Existe uma associação de que faço parte, chamada A Preta, que a gente está se organizando para que essas pessoas tenham um mínimo de dignidade. Então dizer que esse momento é democrático, que bate em todo mundo da mesma forma, não é honesto. Por mais que o artista tenha a possibilidade de fazer uma live ganhando, de encenar ali sua peça numa chamada de vídeo, no teatro convencional existem dezenas de pessoas como técnicos e técnicas que não estão sendo beneficiados a partir dessa nova estrutura.

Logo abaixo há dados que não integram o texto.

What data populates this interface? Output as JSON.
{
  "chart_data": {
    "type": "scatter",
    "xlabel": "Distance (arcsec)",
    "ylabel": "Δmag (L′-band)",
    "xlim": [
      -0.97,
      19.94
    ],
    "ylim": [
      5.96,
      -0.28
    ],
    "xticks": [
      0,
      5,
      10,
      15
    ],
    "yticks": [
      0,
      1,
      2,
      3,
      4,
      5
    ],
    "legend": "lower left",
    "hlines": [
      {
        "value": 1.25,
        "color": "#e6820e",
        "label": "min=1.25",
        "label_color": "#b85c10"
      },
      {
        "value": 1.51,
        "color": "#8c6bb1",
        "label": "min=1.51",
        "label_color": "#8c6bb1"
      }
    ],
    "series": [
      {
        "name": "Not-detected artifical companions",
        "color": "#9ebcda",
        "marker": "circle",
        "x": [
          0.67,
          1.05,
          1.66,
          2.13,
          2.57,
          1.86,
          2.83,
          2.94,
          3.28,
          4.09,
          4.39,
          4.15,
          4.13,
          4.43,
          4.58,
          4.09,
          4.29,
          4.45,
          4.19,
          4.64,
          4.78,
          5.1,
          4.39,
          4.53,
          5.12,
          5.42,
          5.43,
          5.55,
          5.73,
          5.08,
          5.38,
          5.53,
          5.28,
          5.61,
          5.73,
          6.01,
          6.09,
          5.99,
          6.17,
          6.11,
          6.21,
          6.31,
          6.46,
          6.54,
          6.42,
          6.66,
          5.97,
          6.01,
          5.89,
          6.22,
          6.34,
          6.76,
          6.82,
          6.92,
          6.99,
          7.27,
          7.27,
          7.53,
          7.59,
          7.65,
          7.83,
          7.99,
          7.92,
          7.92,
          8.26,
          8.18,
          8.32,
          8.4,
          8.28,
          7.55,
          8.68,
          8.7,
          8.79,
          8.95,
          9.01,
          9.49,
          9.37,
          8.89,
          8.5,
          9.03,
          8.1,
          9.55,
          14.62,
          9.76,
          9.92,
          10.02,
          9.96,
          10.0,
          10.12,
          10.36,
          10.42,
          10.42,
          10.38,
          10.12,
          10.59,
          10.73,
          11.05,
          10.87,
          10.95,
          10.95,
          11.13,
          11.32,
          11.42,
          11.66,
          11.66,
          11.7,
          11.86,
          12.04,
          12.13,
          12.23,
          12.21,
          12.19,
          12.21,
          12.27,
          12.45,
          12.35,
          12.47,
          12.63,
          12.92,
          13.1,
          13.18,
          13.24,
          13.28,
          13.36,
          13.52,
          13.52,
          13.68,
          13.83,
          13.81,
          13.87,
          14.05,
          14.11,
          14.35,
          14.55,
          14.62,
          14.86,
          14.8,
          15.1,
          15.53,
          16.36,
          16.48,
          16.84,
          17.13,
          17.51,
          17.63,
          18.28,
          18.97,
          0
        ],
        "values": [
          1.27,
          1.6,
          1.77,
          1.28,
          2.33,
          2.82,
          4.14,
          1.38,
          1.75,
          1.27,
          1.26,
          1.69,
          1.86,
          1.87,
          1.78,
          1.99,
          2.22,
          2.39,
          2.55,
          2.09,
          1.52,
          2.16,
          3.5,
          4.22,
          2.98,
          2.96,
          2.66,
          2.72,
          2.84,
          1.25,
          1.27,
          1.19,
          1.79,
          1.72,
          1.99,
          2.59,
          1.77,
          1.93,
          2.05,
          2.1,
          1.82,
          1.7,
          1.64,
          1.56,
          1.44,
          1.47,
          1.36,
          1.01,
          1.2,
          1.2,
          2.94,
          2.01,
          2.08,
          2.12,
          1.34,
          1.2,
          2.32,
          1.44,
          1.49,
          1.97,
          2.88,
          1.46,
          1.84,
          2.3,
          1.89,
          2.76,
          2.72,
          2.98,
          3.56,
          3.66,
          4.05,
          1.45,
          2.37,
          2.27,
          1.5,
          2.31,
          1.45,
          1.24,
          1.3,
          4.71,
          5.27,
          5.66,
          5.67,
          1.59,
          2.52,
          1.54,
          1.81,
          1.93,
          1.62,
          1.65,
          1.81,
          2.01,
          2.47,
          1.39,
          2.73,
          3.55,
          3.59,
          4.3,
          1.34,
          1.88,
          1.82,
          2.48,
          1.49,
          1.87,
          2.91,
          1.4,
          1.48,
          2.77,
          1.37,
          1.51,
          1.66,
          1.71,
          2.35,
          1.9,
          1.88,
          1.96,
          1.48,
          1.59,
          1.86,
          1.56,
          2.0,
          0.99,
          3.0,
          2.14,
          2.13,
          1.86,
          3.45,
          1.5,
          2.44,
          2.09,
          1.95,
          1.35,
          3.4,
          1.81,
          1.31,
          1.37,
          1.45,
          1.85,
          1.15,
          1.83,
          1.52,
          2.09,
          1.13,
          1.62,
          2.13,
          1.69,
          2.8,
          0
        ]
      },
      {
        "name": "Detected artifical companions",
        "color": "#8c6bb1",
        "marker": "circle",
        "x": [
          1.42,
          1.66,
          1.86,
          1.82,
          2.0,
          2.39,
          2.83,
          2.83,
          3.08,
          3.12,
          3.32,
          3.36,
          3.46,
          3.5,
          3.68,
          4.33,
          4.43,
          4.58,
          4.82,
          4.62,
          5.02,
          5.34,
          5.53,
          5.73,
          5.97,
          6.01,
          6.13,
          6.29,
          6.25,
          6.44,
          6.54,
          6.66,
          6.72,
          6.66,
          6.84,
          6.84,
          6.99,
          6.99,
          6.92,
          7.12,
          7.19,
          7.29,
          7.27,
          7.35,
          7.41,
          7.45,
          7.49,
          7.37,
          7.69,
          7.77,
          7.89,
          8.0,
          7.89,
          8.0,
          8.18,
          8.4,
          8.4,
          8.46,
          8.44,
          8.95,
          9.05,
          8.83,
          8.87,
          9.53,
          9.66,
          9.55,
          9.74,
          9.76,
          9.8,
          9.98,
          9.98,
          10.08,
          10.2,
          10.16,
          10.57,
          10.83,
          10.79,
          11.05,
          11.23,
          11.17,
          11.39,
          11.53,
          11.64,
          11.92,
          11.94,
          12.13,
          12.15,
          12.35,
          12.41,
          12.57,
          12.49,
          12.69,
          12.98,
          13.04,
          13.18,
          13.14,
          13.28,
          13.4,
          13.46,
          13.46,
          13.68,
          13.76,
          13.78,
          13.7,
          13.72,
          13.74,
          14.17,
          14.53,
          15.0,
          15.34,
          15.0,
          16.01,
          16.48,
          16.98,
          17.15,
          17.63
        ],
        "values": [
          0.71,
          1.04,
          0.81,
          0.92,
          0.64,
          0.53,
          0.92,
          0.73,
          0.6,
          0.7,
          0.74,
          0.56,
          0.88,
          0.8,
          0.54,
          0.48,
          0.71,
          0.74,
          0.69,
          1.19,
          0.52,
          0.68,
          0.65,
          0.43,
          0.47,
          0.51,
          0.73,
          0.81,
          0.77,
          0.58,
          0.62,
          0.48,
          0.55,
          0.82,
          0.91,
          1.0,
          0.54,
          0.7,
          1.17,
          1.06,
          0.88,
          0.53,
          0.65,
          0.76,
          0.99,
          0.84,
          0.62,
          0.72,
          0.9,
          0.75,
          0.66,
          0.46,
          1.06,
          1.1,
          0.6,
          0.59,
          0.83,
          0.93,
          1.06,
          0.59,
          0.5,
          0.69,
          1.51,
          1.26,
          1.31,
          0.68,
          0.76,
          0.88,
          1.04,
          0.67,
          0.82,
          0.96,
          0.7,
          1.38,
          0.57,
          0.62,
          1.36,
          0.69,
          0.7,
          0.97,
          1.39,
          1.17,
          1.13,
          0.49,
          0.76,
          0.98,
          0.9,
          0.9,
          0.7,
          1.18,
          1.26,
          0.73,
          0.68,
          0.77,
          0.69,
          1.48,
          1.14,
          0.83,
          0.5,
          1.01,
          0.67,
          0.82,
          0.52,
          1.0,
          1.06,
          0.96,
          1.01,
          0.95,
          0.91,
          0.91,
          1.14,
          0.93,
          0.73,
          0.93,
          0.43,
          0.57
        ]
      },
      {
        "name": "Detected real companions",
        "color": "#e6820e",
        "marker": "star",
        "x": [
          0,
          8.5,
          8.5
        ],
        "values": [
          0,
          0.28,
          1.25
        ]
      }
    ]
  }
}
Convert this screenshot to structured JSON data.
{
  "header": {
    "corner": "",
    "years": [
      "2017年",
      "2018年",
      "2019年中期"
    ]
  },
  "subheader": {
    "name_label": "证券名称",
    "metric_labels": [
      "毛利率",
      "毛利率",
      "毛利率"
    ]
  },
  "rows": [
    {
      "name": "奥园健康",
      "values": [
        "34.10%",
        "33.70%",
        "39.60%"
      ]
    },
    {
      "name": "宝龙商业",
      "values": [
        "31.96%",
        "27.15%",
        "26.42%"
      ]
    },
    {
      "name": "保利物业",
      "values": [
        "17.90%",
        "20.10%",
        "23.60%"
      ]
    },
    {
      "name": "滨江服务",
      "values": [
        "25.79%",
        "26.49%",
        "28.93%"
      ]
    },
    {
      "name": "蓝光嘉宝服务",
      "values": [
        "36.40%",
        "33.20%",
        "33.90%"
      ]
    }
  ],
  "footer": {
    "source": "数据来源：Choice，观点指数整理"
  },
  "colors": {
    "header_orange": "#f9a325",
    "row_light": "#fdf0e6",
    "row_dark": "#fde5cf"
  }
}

Por mais que o teatro negro venha lotando cada vez mais, somos um teatro de resistência. Assim como a luta do movimento negro, que é histórica. Enquanto sociedade, estamos evoluindo, claro, ainda bem. Mas precisamos entender que existe um vício de um Brasil colônia, e que isso deve deixar de existir para além de uma estrutura sistêmica. Eu tenho mais esperança da gente enquanto movimento organizado do que com a sociedade se modificar em si. Isso já é um avanço, estamos juntos e buscando o mesmo objetivo. Alguém falou que acredita mais no varejo do que no atacado, e achei isso genial. Não acho que como sociedade vamos sair melhor do éramos, mas acho que muita gente, em sua individualidade, vai buscar o melhor em si diante de tudo isso que estamos enfrentando.